Quique Sinesi und Martin Sued kommen aus Buenos Aires. Der eine spielt Gitarre, der andere Bandoneon. Beide sind Virtuosen, beider Musik kann man hinsichtlich ihrer Stilistik betrachten, mindestens genauso wichtig aber ist deren Emotionalität. Als die beiden sich auf ihren Stühlen auf der Birdland-Bühne niederlassen und zu ihren Instrumenten greifen, rechnen wohl die meisten hier mit Tango.

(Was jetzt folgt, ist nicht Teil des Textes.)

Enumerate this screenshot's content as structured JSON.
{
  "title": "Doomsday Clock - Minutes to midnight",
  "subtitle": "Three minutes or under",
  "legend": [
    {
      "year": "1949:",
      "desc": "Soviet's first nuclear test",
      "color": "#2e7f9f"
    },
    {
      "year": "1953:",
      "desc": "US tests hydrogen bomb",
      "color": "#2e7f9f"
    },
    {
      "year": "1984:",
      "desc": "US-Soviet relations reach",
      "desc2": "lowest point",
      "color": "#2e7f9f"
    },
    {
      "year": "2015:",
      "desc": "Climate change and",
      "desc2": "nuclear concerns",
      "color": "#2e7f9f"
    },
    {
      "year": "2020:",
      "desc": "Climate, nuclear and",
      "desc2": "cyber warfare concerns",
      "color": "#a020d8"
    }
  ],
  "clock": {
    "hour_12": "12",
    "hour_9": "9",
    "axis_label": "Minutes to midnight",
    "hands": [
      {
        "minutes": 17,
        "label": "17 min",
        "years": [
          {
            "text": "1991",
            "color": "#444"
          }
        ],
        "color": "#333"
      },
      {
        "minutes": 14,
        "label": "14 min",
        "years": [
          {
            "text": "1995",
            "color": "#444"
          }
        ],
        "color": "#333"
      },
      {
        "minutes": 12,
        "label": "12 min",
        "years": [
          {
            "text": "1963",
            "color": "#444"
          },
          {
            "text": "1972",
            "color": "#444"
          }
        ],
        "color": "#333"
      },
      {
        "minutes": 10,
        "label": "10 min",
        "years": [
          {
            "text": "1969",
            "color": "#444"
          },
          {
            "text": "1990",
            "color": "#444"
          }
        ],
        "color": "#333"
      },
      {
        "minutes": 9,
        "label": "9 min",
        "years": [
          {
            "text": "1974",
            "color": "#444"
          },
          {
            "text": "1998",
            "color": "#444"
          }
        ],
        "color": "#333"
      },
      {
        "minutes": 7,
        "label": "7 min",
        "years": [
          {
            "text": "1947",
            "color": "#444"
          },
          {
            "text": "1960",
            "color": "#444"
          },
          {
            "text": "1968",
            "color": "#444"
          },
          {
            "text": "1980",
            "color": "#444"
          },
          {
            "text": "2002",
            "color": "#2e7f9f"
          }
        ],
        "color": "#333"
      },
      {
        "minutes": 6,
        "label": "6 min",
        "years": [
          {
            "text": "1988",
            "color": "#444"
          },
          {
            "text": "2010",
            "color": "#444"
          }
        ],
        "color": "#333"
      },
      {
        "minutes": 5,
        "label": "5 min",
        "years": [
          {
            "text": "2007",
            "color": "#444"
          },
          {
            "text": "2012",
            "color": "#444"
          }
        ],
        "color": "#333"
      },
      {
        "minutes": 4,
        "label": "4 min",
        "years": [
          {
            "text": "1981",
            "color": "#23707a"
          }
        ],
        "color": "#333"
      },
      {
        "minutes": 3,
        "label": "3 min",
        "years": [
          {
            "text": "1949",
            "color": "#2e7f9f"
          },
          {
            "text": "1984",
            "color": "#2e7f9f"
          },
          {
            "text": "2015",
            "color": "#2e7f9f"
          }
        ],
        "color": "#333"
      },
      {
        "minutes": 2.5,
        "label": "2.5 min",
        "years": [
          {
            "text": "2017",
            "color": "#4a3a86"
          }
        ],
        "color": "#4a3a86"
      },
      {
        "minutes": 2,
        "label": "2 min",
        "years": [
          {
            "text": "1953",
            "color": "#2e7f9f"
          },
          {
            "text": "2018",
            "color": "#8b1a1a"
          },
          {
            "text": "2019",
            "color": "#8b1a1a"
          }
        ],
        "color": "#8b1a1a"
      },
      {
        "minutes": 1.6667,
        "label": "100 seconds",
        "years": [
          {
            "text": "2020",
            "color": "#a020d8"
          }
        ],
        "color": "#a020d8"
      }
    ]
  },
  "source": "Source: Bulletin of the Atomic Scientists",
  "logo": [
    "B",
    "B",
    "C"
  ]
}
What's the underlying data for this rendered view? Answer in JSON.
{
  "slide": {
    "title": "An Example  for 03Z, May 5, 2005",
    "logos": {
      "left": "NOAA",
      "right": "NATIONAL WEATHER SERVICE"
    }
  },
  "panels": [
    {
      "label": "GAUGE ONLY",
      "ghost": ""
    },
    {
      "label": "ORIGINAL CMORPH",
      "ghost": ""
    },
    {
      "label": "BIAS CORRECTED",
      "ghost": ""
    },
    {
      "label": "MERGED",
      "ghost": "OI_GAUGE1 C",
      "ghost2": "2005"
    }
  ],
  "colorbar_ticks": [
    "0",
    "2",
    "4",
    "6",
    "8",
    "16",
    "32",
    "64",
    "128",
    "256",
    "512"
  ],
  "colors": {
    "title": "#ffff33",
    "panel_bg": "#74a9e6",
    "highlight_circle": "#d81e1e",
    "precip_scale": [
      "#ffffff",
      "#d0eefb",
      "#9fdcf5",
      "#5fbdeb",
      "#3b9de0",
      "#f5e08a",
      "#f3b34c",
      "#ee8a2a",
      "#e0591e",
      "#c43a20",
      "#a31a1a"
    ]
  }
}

Den gibt es natürlich auch, aber das ist längst nicht alles. In den Stücken der beiden fließen europäische Klassik, argentinische Folklore, Jazz und Milonga, Bossa Nova und Merengue zusammen, geht es einerseits konzertant zu, dann wieder entdeckt man Spuren schlichter kleiner Lieder. Es werden akribisch vorbereitete Kompositionen vorgetragen, dann wieder wird mit Hingabe improvisiert, was das Zeug hält. „Melodien schweben in der Luft. Ab und zu fange ich eine ein und mache ein Stück draus“, sagt Sinesi. Nicht selten entstehen dann – sei’s am Schreibtisch vor leerem Notenpapier, sei’s auf der Bühne und ganz spontan – Momente, in denen bei aller Saitenzauberei und Knopfartistik nie Hektik spürbar wird, die Musiker sich und ihrem Publikum alle Zeit der Welt einräumen, um jedem einzelnen Ton nachzulauschen, sich auf die gesetzten Pausen einzulassen, sich auf einen Rhythmus einzustellen oder einfach davonzufliegen. Melancholie oder Lebenslust, Schwermut oder Ausgelassenheit, in Töne gegossene Träumereien oder griffige Rhythmik – ständig ist Bewegung in diesem Auftritt, der Begriffe wie Vordergründigkeit, Oberflächlichkeit und Effekthascherei nicht kennt, sehr wohl aber solche wie Tiefgang und Substanz. Manchmal entwerfen die beiden fast den Soundtrack für ein Stillleben, dann wieder spürt man plötzlich Lust auf Bewegung.
Ein Sonderfall ist Sinesis zehnsaitige Gitarre, also eine klassische Konzertgitarre mit Resonanzsaiten. Kommt sie zum Einsatz, gewinnen die zarten, fragilen Melodien an Größe und der Nachhall ist enorm. Das Publikum ist dermaßen andächtig bei der Sache, dass erst nach dessen vollständigem Ausklingen Beifall aufbrandet. Sinesi und Sued haben es komplett in der Hand, verfügen tatsächlich über die Gabe, ein Auditorium zu verzaubern. Man lässt die Musiker hochleben wegen ihrer Musik, nicht weil sie für ausgelassene Stimmung sorgen würden. Das nämlich tun sie absichtlich nicht.
Duo-Konzerte sind immer spannend, in diesem Fall sind sie das in ganz besonderem Maße. Jeder bringt seine Fähigkeiten ein, gerade in den Solostücken. In den Phasen freilich, in denen sie spontan aufeinander reagieren, sich vom vorab Festgelegten entfernen und spontan zu erst noch zu entdeckenden Ufern aufbrechen, sind sie ganz stark und dem Jazz ebenso nahe wie der argentinischen Tradition, verstehen sich als Wanderer zwischen und gleichzeitig als verbindendes Element beider Welten. „Corazón Sur“ heißt das Aktuelle Album Sinesis. „Das Herz des Südens“. Nach dem, was man im Birdland erlebt hat, schlagen seines und das seines Partners Sued mit echter Leidenschaft. Und beide sind wahrlich groß.